Because high resolution images show an asteroid Bennu is actually made up of rocks, not sand, as scientists originally predicted – and this creates a problem for the Osiris lander, which is about to reach the surface. In fact, the shocking revelation amazes the world of science.
The NASA Osiris-REX probe maps the unique surface of the asteroid before its planned landing next year.
But the ship was loaded with tools to land on the sand and collect a "sand-like beach, substance" – the hyper rocky terrain has already thrown scientists.
NASA chief Rich Burns says, "Although Osiris-REX is designed to collect an asteroid sample with a beach-like area."
But NASA has been delighted with the Osiri mission so far
after launching in September
The 20-foot machine can travel up to 19,000 mph and bosses are confident that the probe will handle the unexpected terrain.
Mr Burns said: "The exceptional performance on the fly so far shows that we will be able to meet the challenge posed by Bennu's solid surface.
" This extremely fast performance covers not only spacecraft and instruments, but also a team that continues to handle every challenge Bennu throws at us. "
READ MORE: Apocalypse Shock: NASA's Bold Landing Mission to Bennu
Nightingale, one of the potential Lands ng sites, is located in the north of Aste , suggesting that the material would be good to collect.
Kingfisher, another proposed landing site, is surrounded by large rocks, with a small 8-meter landing crater.
But the area has a strong spectral signature that shows experts an abundance of hydrated material.
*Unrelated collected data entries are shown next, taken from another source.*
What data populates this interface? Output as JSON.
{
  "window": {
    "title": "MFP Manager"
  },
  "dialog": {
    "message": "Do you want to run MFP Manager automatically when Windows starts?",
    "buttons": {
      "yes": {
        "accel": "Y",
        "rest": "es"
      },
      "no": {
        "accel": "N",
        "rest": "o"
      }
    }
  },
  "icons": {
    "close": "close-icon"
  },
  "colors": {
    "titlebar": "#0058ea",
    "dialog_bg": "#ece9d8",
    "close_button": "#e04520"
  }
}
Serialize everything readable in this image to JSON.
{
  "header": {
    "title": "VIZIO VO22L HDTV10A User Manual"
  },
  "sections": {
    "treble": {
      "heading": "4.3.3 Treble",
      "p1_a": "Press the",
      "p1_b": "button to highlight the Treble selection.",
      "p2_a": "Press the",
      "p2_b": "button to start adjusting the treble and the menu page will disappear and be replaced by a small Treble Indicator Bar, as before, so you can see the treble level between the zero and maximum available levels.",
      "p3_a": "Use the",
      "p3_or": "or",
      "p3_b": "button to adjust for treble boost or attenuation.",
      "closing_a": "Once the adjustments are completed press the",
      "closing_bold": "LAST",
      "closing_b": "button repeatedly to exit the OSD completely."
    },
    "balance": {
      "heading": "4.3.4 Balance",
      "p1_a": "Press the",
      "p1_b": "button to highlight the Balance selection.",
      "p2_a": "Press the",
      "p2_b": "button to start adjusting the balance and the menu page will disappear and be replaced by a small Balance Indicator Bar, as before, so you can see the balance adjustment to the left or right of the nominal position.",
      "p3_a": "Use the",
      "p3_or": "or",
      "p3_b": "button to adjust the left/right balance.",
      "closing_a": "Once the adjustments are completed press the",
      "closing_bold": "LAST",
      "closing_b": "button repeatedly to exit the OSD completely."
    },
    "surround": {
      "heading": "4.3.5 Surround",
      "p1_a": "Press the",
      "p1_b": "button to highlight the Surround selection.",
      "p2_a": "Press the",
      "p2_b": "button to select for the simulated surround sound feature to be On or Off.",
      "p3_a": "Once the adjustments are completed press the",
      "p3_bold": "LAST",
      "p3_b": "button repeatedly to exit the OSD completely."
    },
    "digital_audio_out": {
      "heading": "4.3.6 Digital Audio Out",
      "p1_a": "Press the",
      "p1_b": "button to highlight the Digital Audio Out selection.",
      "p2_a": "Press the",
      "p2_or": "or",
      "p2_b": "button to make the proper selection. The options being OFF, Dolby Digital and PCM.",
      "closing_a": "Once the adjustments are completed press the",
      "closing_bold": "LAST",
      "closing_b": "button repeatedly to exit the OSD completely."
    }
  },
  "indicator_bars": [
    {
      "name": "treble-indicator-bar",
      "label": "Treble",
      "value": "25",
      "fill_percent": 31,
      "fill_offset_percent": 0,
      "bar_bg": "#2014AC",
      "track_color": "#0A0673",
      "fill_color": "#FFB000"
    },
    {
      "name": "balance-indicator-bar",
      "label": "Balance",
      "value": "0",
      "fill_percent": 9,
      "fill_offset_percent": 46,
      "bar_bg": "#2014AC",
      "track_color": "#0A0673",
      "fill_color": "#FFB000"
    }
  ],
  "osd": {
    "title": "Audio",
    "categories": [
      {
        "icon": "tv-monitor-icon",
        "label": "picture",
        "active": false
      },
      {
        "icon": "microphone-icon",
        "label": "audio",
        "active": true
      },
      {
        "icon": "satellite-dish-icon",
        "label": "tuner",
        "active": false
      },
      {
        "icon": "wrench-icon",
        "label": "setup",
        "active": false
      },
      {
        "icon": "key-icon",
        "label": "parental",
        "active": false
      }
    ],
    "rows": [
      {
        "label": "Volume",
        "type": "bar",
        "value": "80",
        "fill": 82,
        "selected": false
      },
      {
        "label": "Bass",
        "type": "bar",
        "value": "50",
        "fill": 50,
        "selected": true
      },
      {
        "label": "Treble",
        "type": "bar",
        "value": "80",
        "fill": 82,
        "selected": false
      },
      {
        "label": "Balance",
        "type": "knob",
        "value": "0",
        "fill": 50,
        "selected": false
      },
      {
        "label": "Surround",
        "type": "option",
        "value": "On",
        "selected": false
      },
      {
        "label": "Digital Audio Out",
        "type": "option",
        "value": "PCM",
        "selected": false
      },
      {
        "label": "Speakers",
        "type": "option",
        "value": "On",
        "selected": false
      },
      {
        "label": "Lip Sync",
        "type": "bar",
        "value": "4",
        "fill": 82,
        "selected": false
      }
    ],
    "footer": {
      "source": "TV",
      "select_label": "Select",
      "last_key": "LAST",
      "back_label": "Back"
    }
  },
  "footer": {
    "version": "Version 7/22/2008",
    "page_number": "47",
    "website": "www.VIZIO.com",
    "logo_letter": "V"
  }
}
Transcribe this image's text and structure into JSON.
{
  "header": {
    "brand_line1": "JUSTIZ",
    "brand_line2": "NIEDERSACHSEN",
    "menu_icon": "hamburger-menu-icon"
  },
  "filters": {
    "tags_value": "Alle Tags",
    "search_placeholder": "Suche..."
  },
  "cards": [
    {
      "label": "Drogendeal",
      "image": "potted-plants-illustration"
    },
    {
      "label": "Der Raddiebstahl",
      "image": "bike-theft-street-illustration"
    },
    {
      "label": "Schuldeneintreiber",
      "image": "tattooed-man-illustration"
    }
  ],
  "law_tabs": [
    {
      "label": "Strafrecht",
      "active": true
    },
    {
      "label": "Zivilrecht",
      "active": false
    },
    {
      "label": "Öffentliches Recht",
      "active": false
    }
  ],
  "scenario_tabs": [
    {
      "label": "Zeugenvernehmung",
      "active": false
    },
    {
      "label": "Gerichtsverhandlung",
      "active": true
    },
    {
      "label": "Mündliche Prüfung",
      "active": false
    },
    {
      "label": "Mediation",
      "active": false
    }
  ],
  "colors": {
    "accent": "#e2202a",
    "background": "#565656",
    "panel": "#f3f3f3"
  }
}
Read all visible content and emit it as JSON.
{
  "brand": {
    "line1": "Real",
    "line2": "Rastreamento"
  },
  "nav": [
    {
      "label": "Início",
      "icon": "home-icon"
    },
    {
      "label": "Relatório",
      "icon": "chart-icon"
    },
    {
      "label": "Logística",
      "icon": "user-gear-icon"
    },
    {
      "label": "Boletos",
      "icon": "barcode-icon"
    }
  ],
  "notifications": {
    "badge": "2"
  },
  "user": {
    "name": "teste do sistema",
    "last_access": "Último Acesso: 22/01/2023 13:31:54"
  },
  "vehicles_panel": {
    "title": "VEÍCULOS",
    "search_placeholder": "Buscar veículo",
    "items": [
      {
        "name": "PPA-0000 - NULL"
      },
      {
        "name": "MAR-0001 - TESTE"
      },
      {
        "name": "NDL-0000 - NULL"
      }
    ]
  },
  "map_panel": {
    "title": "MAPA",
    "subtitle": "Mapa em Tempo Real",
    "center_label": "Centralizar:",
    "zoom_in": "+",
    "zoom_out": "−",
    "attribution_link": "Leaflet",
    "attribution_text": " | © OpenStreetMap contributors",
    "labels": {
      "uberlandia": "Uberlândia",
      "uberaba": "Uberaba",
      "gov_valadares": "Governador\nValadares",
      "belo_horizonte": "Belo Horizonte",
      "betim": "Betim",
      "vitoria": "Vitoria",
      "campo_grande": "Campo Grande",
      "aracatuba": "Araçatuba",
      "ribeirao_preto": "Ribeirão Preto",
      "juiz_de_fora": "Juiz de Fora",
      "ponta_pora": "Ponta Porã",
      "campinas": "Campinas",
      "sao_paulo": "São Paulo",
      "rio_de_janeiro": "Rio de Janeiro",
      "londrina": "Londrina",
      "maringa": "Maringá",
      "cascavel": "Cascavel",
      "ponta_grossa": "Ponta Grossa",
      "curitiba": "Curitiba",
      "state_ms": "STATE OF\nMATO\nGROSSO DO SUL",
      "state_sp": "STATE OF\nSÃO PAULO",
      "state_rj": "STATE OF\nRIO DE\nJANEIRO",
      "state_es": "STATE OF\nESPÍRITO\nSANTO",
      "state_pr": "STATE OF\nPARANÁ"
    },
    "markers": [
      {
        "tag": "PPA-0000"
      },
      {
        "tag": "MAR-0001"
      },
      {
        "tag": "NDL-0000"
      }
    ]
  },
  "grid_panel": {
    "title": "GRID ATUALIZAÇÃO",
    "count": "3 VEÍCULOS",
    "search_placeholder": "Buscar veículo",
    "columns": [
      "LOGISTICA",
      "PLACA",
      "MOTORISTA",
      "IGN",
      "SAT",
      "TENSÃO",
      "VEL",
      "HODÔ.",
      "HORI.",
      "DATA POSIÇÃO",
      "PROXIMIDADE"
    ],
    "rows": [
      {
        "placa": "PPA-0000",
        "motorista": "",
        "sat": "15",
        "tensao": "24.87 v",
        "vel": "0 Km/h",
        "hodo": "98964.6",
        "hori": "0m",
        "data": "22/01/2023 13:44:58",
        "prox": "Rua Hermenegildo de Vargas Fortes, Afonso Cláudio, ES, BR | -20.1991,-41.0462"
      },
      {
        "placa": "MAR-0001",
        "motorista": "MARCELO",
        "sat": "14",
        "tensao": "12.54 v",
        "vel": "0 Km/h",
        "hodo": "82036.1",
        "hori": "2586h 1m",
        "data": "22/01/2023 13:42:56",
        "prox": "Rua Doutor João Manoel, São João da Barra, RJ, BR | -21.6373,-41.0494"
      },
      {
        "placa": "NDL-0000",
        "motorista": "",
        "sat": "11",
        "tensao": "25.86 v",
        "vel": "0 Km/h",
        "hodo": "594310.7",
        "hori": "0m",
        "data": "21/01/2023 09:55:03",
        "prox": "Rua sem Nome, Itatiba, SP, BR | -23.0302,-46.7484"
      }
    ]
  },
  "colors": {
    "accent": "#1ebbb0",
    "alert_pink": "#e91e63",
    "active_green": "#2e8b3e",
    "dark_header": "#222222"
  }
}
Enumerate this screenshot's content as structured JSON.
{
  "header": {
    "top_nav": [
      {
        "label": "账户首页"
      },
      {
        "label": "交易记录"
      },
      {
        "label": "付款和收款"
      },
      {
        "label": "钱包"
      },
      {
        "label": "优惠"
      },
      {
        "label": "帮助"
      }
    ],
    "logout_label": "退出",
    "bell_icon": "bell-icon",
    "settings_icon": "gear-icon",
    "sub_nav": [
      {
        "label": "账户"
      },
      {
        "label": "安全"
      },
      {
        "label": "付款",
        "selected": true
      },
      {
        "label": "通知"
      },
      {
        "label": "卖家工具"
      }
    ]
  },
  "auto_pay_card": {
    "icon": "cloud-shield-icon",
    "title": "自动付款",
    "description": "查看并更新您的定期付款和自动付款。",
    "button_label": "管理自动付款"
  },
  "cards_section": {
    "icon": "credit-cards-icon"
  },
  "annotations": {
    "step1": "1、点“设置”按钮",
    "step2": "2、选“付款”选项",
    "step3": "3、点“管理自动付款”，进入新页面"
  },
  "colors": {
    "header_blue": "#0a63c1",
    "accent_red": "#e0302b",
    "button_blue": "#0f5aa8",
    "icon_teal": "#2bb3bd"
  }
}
The tension has grown between an object that is safe to land on a ship for scientific gain and interest.
Samples will be collected from the Touch and Go sampling mechanism (TAGASM), which uses a 3.4-meter arm.
When this touches the surface, the short nitrogen bursts will stir up the collection materials.
Once the samples have been collected, the ship will leave the asteroid in March 2021, and the capsules return to Earth in September 2023.
Dante Lorette of the University of Arizona Tucson says, "We knew that Benn would surprise us so we came prepared for whatever we could find.
" As with any research mission, dealing with the unknown requires flexibility, resources and ingenuity."